Digital droplet PCR analysis was performed on DNA derived from fresh frozen nonmalignant colon tissue and blood-derived DNA. ddPCR analysis was performed using the Bio-Rad QX200 systemn with custom TaqMan probes. Primers and reporter dye probes are listed in Supplementary Data 4 for each variant assessed.

Consent statement

Written informed consent was provided by all participants or their legal guardians, where appropriate, for this study as well as the publication of anonymized individual data.

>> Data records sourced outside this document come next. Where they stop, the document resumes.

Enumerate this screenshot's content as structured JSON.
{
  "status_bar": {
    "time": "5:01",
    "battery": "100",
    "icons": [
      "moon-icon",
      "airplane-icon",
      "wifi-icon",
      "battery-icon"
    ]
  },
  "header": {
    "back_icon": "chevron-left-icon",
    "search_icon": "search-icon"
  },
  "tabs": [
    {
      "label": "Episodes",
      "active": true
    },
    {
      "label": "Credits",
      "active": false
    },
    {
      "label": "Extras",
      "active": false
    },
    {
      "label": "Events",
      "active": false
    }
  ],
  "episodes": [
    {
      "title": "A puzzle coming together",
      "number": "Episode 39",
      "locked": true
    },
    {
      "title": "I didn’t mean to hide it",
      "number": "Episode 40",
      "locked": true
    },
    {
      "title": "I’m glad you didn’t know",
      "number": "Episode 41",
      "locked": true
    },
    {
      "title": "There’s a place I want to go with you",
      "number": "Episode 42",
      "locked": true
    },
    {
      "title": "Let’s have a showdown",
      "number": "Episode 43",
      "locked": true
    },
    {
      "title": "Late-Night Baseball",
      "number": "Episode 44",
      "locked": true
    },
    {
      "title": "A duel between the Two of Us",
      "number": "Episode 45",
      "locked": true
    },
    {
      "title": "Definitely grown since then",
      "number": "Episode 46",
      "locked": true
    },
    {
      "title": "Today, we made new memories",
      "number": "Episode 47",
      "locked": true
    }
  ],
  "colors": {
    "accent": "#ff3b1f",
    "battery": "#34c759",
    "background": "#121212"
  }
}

No compensation was provided to participants. Informed consent to publish individual data that does not include personal health identifiers (including name, date of birth) was freely obtained. All clinical data is anonymized in the manuscript.

Ethics statement

The study protocol was approved by The Hospital for Sick Children Research Ethics Board and complies with all relevant ethical regulations.

Reporting summary

Further information on research design is available in the Nature Portfolio Reporting Summary linked to this article.